Pero aún queda una tercera posición, que va más allá de las concepciones clásicas antes expuestas, y que Saint-Exupéry nos la presenta también.

En este mismo capítulo, nos señala otra concepción del poder, en la misma línea de Hanna Arendt, según la cual la política es el espacio del “logos”, de la razón, del diálogo, y en virtud de ello, la violencia no puede ser jamás la esencia de la política, sino todo lo contrario.

Es decir, a más violencia, menos poder.

Nos dice el rey: “Si ordenas a tu pueblo que vaya a tirarse al mar, hará la revolución…”.
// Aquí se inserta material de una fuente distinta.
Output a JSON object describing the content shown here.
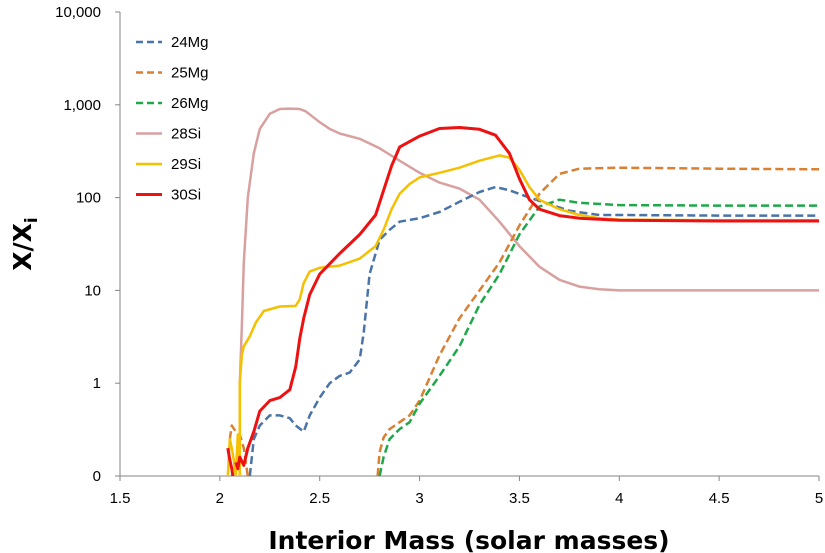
{
  "chart_data": {
    "type": "line",
    "xlabel": "Interior Mass (solar masses)",
    "ylabel": {
      "main": "X/X",
      "sub": "i"
    },
    "xlim": [
      1.5,
      5
    ],
    "x_ticks": [
      "1.5",
      "2",
      "2.5",
      "3",
      "3.5",
      "4",
      "4.5",
      "5"
    ],
    "y_scale": "log",
    "y_ticks": [
      "0",
      "1",
      "10",
      "100",
      "1,000",
      "10,000"
    ],
    "legend_position": "top-left",
    "series": [
      {
        "name": "24Mg",
        "color": "#4a74a8",
        "dash": "dashed",
        "points": [
          [
            2.15,
            0.1
          ],
          [
            2.17,
            0.25
          ],
          [
            2.2,
            0.35
          ],
          [
            2.25,
            0.45
          ],
          [
            2.3,
            0.45
          ],
          [
            2.35,
            0.42
          ],
          [
            2.38,
            0.35
          ],
          [
            2.42,
            0.3
          ],
          [
            2.45,
            0.45
          ],
          [
            2.5,
            0.7
          ],
          [
            2.55,
            1.0
          ],
          [
            2.6,
            1.2
          ],
          [
            2.65,
            1.3
          ],
          [
            2.7,
            1.8
          ],
          [
            2.72,
            3.5
          ],
          [
            2.75,
            15
          ],
          [
            2.8,
            35
          ],
          [
            2.85,
            45
          ],
          [
            2.9,
            55
          ],
          [
            3.0,
            60
          ],
          [
            3.1,
            70
          ],
          [
            3.2,
            90
          ],
          [
            3.3,
            115
          ],
          [
            3.38,
            130
          ],
          [
            3.45,
            120
          ],
          [
            3.55,
            100
          ],
          [
            3.65,
            85
          ],
          [
            3.75,
            72
          ],
          [
            3.9,
            65
          ],
          [
            4.0,
            65
          ],
          [
            4.5,
            64
          ],
          [
            5.0,
            64
          ]
        ]
      },
      {
        "name": "25Mg",
        "color": "#d98033",
        "dash": "dashed",
        "points": [
          [
            2.05,
            0.25
          ],
          [
            2.06,
            0.35
          ],
          [
            2.08,
            0.3
          ],
          [
            2.1,
            0.28
          ],
          [
            2.12,
            0.2
          ],
          [
            2.14,
            0.1
          ],
          null,
          [
            2.79,
            0.1
          ],
          [
            2.8,
            0.18
          ],
          [
            2.82,
            0.26
          ],
          [
            2.85,
            0.32
          ],
          [
            2.9,
            0.38
          ],
          [
            2.95,
            0.45
          ],
          [
            3.0,
            0.65
          ],
          [
            3.1,
            2
          ],
          [
            3.2,
            5
          ],
          [
            3.3,
            10
          ],
          [
            3.4,
            20
          ],
          [
            3.5,
            50
          ],
          [
            3.6,
            110
          ],
          [
            3.7,
            180
          ],
          [
            3.8,
            205
          ],
          [
            4.0,
            210
          ],
          [
            4.5,
            205
          ],
          [
            5.0,
            202
          ]
        ]
      },
      {
        "name": "26Mg",
        "color": "#1fa84a",
        "dash": "dashed",
        "points": [
          [
            2.8,
            0.1
          ],
          [
            2.82,
            0.16
          ],
          [
            2.85,
            0.25
          ],
          [
            2.9,
            0.32
          ],
          [
            2.95,
            0.38
          ],
          [
            3.0,
            0.6
          ],
          [
            3.1,
            1.2
          ],
          [
            3.2,
            2.5
          ],
          [
            3.3,
            7
          ],
          [
            3.4,
            15
          ],
          [
            3.5,
            40
          ],
          [
            3.6,
            80
          ],
          [
            3.7,
            95
          ],
          [
            3.8,
            88
          ],
          [
            4.0,
            83
          ],
          [
            4.5,
            82
          ],
          [
            5.0,
            82
          ]
        ]
      },
      {
        "name": "28Si",
        "color": "#d9a0a0",
        "dash": "solid",
        "points": [
          [
            2.1,
            0.1
          ],
          [
            2.1,
            1
          ],
          [
            2.11,
            4
          ],
          [
            2.12,
            20
          ],
          [
            2.14,
            100
          ],
          [
            2.17,
            300
          ],
          [
            2.2,
            550
          ],
          [
            2.25,
            800
          ],
          [
            2.3,
            900
          ],
          [
            2.35,
            910
          ],
          [
            2.4,
            900
          ],
          [
            2.43,
            850
          ],
          [
            2.5,
            650
          ],
          [
            2.55,
            550
          ],
          [
            2.6,
            490
          ],
          [
            2.7,
            430
          ],
          [
            2.8,
            340
          ],
          [
            2.9,
            250
          ],
          [
            3.0,
            185
          ],
          [
            3.1,
            145
          ],
          [
            3.2,
            125
          ],
          [
            3.3,
            95
          ],
          [
            3.4,
            55
          ],
          [
            3.5,
            30
          ],
          [
            3.6,
            18
          ],
          [
            3.7,
            13
          ],
          [
            3.8,
            11
          ],
          [
            3.9,
            10.3
          ],
          [
            4.0,
            10
          ],
          [
            4.5,
            10
          ],
          [
            5.0,
            10
          ]
        ]
      },
      {
        "name": "29Si",
        "color": "#f5c000",
        "dash": "solid",
        "points": [
          [
            2.04,
            0.1
          ],
          [
            2.05,
            0.25
          ],
          [
            2.06,
            0.2
          ],
          [
            2.07,
            0.15
          ],
          [
            2.08,
            0.1
          ],
          [
            2.09,
            0.28
          ],
          [
            2.1,
            0.1
          ],
          [
            2.1,
            1
          ],
          [
            2.11,
            2
          ],
          [
            2.12,
            2.5
          ],
          [
            2.15,
            3.2
          ],
          [
            2.18,
            4.5
          ],
          [
            2.22,
            6
          ],
          [
            2.3,
            6.7
          ],
          [
            2.38,
            6.8
          ],
          [
            2.4,
            8
          ],
          [
            2.42,
            12
          ],
          [
            2.45,
            16
          ],
          [
            2.5,
            17.5
          ],
          [
            2.6,
            18.5
          ],
          [
            2.7,
            22
          ],
          [
            2.78,
            30
          ],
          [
            2.82,
            45
          ],
          [
            2.86,
            75
          ],
          [
            2.9,
            110
          ],
          [
            2.95,
            140
          ],
          [
            3.0,
            165
          ],
          [
            3.1,
            185
          ],
          [
            3.2,
            210
          ],
          [
            3.3,
            250
          ],
          [
            3.4,
            285
          ],
          [
            3.45,
            270
          ],
          [
            3.5,
            200
          ],
          [
            3.55,
            130
          ],
          [
            3.6,
            95
          ],
          [
            3.7,
            75
          ],
          [
            3.8,
            65
          ],
          [
            3.9,
            60
          ],
          [
            4.0,
            58
          ],
          [
            4.5,
            57
          ],
          [
            5.0,
            57
          ]
        ]
      },
      {
        "name": "30Si",
        "color": "#ee1111",
        "dash": "solid",
        "points": [
          [
            2.04,
            0.2
          ],
          [
            2.05,
            0.15
          ],
          [
            2.06,
            0.12
          ],
          [
            2.065,
            0.1
          ],
          null,
          [
            2.08,
            0.14
          ],
          [
            2.09,
            0.12
          ],
          [
            2.1,
            0.16
          ],
          [
            2.12,
            0.13
          ],
          [
            2.14,
            0.2
          ],
          [
            2.17,
            0.3
          ],
          [
            2.2,
            0.5
          ],
          [
            2.25,
            0.65
          ],
          [
            2.3,
            0.7
          ],
          [
            2.35,
            0.85
          ],
          [
            2.38,
            1.5
          ],
          [
            2.4,
            3
          ],
          [
            2.42,
            5
          ],
          [
            2.45,
            9
          ],
          [
            2.5,
            15
          ],
          [
            2.6,
            25
          ],
          [
            2.7,
            40
          ],
          [
            2.78,
            65
          ],
          [
            2.82,
            120
          ],
          [
            2.86,
            220
          ],
          [
            2.9,
            350
          ],
          [
            3.0,
            460
          ],
          [
            3.1,
            555
          ],
          [
            3.2,
            570
          ],
          [
            3.3,
            545
          ],
          [
            3.38,
            470
          ],
          [
            3.45,
            300
          ],
          [
            3.5,
            160
          ],
          [
            3.55,
            95
          ],
          [
            3.6,
            75
          ],
          [
            3.7,
            64
          ],
          [
            3.8,
            60
          ],
          [
            4.0,
            57
          ],
          [
            4.5,
            56
          ],
          [
            5.0,
            56
          ]
        ]
      }
    ]
  }
}
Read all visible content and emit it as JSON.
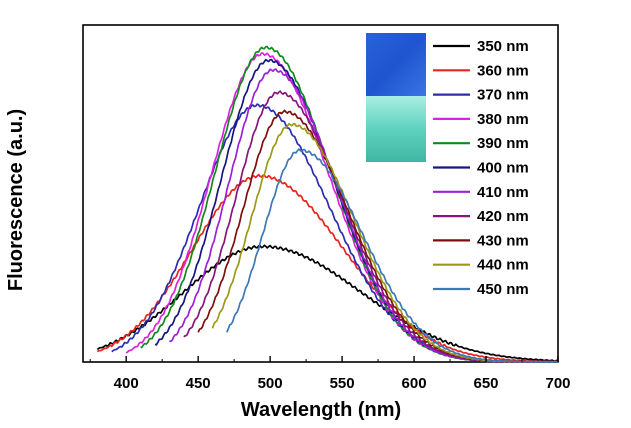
{
  "chart_data": {
    "type": "line",
    "title": "",
    "xlabel": "Wavelength (nm)",
    "ylabel": "Fluorescence (a.u.)",
    "xlim": [
      370,
      700
    ],
    "ylim": [
      0,
      1.05
    ],
    "xticks": [
      400,
      450,
      500,
      550,
      600,
      650,
      700
    ],
    "yticks_shown": false,
    "grid": false,
    "legend_position": "top-right",
    "inset": "photo of two vials: blue (top) and cyan-green (bottom)",
    "series": [
      {
        "name": "350 nm",
        "color": "#000000",
        "start": 380,
        "peak": 495,
        "max": 0.36,
        "sigL": 55,
        "sigR": 68
      },
      {
        "name": "360 nm",
        "color": "#e8241c",
        "start": 380,
        "peak": 493,
        "max": 0.58,
        "sigL": 47,
        "sigR": 58
      },
      {
        "name": "370 nm",
        "color": "#2c2cb0",
        "start": 390,
        "peak": 491,
        "max": 0.8,
        "sigL": 40,
        "sigR": 50
      },
      {
        "name": "380 nm",
        "color": "#e020e0",
        "start": 400,
        "peak": 495,
        "max": 0.96,
        "sigL": 36,
        "sigR": 46
      },
      {
        "name": "390 nm",
        "color": "#0f8a1c",
        "start": 410,
        "peak": 497,
        "max": 0.98,
        "sigL": 35,
        "sigR": 45
      },
      {
        "name": "400 nm",
        "color": "#161680",
        "start": 420,
        "peak": 499,
        "max": 0.94,
        "sigL": 33,
        "sigR": 45
      },
      {
        "name": "410 nm",
        "color": "#9c20d8",
        "start": 430,
        "peak": 502,
        "max": 0.91,
        "sigL": 31,
        "sigR": 44
      },
      {
        "name": "420 nm",
        "color": "#86157e",
        "start": 440,
        "peak": 506,
        "max": 0.84,
        "sigL": 30,
        "sigR": 44
      },
      {
        "name": "430 nm",
        "color": "#7e0e0e",
        "start": 450,
        "peak": 510,
        "max": 0.78,
        "sigL": 29,
        "sigR": 44
      },
      {
        "name": "440 nm",
        "color": "#9a9a18",
        "start": 460,
        "peak": 515,
        "max": 0.74,
        "sigL": 28,
        "sigR": 43
      },
      {
        "name": "450 nm",
        "color": "#3d77b8",
        "start": 470,
        "peak": 521,
        "max": 0.66,
        "sigL": 26,
        "sigR": 43
      }
    ]
  }
}
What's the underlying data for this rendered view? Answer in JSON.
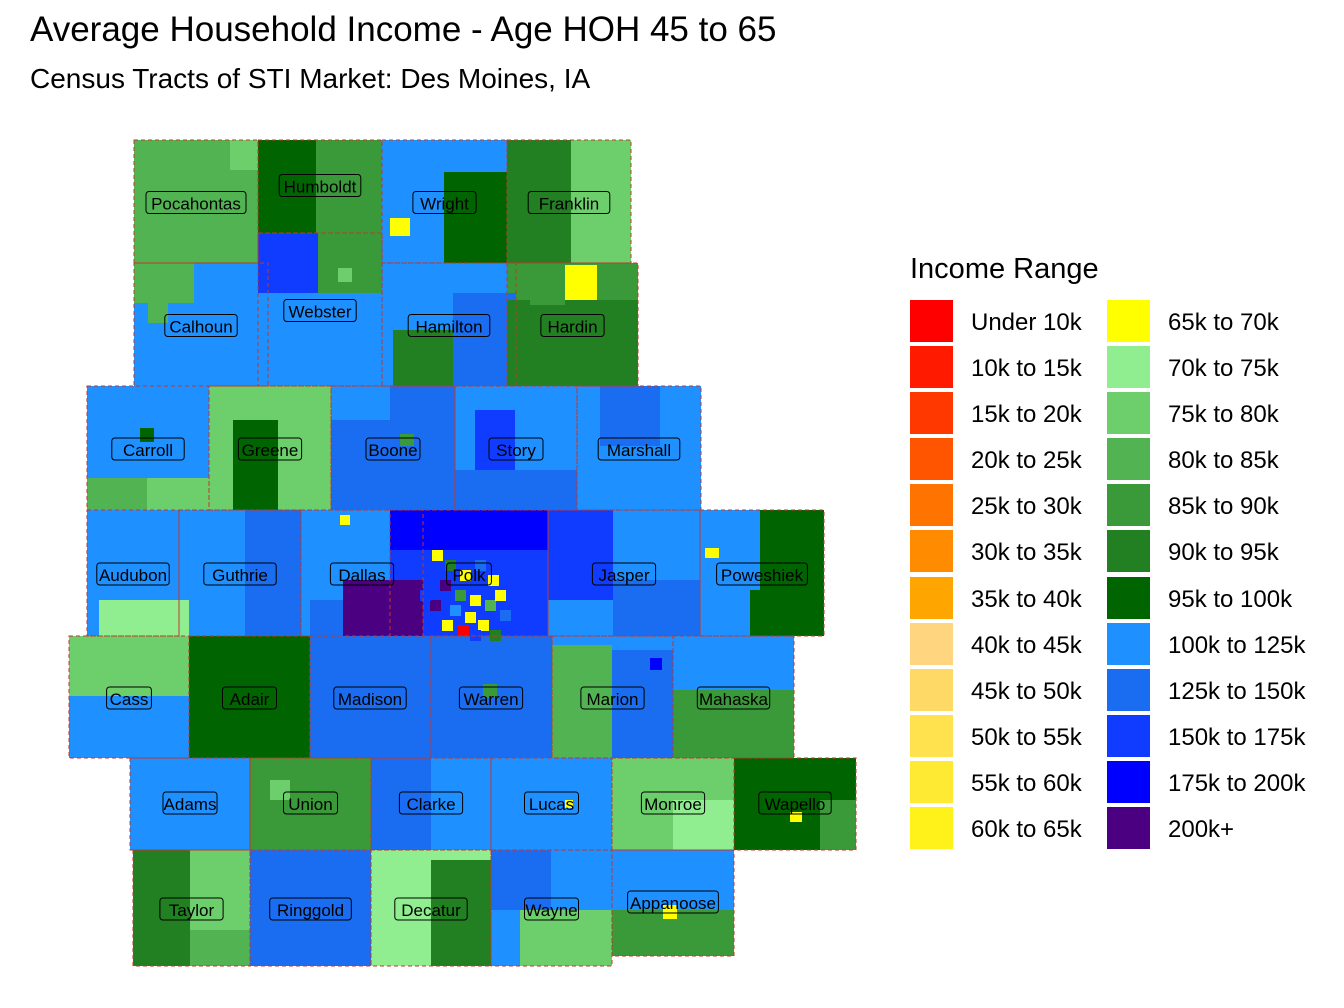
{
  "title": "Average Household Income - Age HOH 45 to 65",
  "subtitle": "Census Tracts of STI Market: Des Moines, IA",
  "legend": {
    "title": "Income Range",
    "items": [
      {
        "label": "Under 10k",
        "color": "#ff0000"
      },
      {
        "label": "10k to 15k",
        "color": "#ff1a00"
      },
      {
        "label": "15k to 20k",
        "color": "#ff3800"
      },
      {
        "label": "20k to 25k",
        "color": "#ff5500"
      },
      {
        "label": "25k to 30k",
        "color": "#ff7300"
      },
      {
        "label": "30k to 35k",
        "color": "#ff8c00"
      },
      {
        "label": "35k to 40k",
        "color": "#ffa500"
      },
      {
        "label": "40k to 45k",
        "color": "#ffd580"
      },
      {
        "label": "45k to 50k",
        "color": "#ffd966"
      },
      {
        "label": "50k to 55k",
        "color": "#ffe24d"
      },
      {
        "label": "55k to 60k",
        "color": "#ffea33"
      },
      {
        "label": "60k to 65k",
        "color": "#fff21a"
      },
      {
        "label": "65k to 70k",
        "color": "#ffff00"
      },
      {
        "label": "70k to 75k",
        "color": "#90ee90"
      },
      {
        "label": "75k to 80k",
        "color": "#6ccf6c"
      },
      {
        "label": "80k to 85k",
        "color": "#52b352"
      },
      {
        "label": "85k to 90k",
        "color": "#3a9a3a"
      },
      {
        "label": "90k to 95k",
        "color": "#227f22"
      },
      {
        "label": "95k to 100k",
        "color": "#006400"
      },
      {
        "label": "100k to 125k",
        "color": "#1e90ff"
      },
      {
        "label": "125k to 150k",
        "color": "#1a6cf0"
      },
      {
        "label": "150k to 175k",
        "color": "#0f3cff"
      },
      {
        "label": "175k to 200k",
        "color": "#0000ff"
      },
      {
        "label": "200k+",
        "color": "#4b0082"
      }
    ]
  },
  "counties": [
    {
      "name": "Pocahontas",
      "bin": "80k to 85k"
    },
    {
      "name": "Humboldt",
      "bin": "85k to 90k"
    },
    {
      "name": "Wright",
      "bin": "100k to 125k"
    },
    {
      "name": "Franklin",
      "bin": "85k to 90k"
    },
    {
      "name": "Calhoun",
      "bin": "100k to 125k"
    },
    {
      "name": "Webster",
      "bin": "100k to 125k"
    },
    {
      "name": "Hamilton",
      "bin": "100k to 125k"
    },
    {
      "name": "Hardin",
      "bin": "85k to 90k"
    },
    {
      "name": "Carroll",
      "bin": "100k to 125k"
    },
    {
      "name": "Greene",
      "bin": "75k to 80k"
    },
    {
      "name": "Boone",
      "bin": "100k to 125k"
    },
    {
      "name": "Story",
      "bin": "100k to 125k"
    },
    {
      "name": "Marshall",
      "bin": "100k to 125k"
    },
    {
      "name": "Audubon",
      "bin": "100k to 125k"
    },
    {
      "name": "Guthrie",
      "bin": "100k to 125k"
    },
    {
      "name": "Dallas",
      "bin": "100k to 125k"
    },
    {
      "name": "Polk",
      "bin": "150k to 175k"
    },
    {
      "name": "Jasper",
      "bin": "100k to 125k"
    },
    {
      "name": "Poweshiek",
      "bin": "100k to 125k"
    },
    {
      "name": "Cass",
      "bin": "100k to 125k"
    },
    {
      "name": "Adair",
      "bin": "95k to 100k"
    },
    {
      "name": "Madison",
      "bin": "125k to 150k"
    },
    {
      "name": "Warren",
      "bin": "125k to 150k"
    },
    {
      "name": "Marion",
      "bin": "100k to 125k"
    },
    {
      "name": "Mahaska",
      "bin": "100k to 125k"
    },
    {
      "name": "Adams",
      "bin": "100k to 125k"
    },
    {
      "name": "Union",
      "bin": "85k to 90k"
    },
    {
      "name": "Clarke",
      "bin": "100k to 125k"
    },
    {
      "name": "Lucas",
      "bin": "100k to 125k"
    },
    {
      "name": "Monroe",
      "bin": "75k to 80k"
    },
    {
      "name": "Wapello",
      "bin": "95k to 100k"
    },
    {
      "name": "Taylor",
      "bin": "85k to 90k"
    },
    {
      "name": "Ringgold",
      "bin": "125k to 150k"
    },
    {
      "name": "Decatur",
      "bin": "70k to 75k"
    },
    {
      "name": "Wayne",
      "bin": "100k to 125k"
    },
    {
      "name": "Appanoose",
      "bin": "85k to 90k"
    }
  ]
}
Esta es la idea de Arendt, para quien el poder requiere de legitimidad, mientras que la violencia necesita justificación, y en el instante en el cual la justificación se impone a la legitimidad, se acaba el poder y se impone la violencia.

Es, como bien señala Arendt, el apoyo del pueblo – con su obediencia –  el que presta poder a las instituciones de un país, y se petrifican o decaen tan pronto como el poder vivo del pueblo deja de apoyarlas, de obedecerlas.
Esta interesante postura, sin duda representa un quiebre con las posiciones clásicas, pues diferencia al poder de la violencia. 

El poder es no-violento.

Pero debemos estar atentos igualmente al concepto de violencia, pues esta no es ni bestial ni es irracional, es simplemente un medio para alcanzar un fin para obtener cambios.

Sólo nos queda, ante esta posición de Arendt, hacernos una sola - pero capital - pregunta: ¿a qué se debe esa obediencia? ¿por qué un ser humano obedece a otro? 

Esa respuesta no nos la da la ciencia política.

Pero terminemos pues, con nuestro relato del Principito.

Al cabo de un rato, el Principito ya aburrido de aquel planeta pero preocupado por no apenar al viejo rey, le pidió que le diera la orden de marcharse, y así sucedió.

En aquel planeta, en el reino de este rey, no habitaba nadie más que él.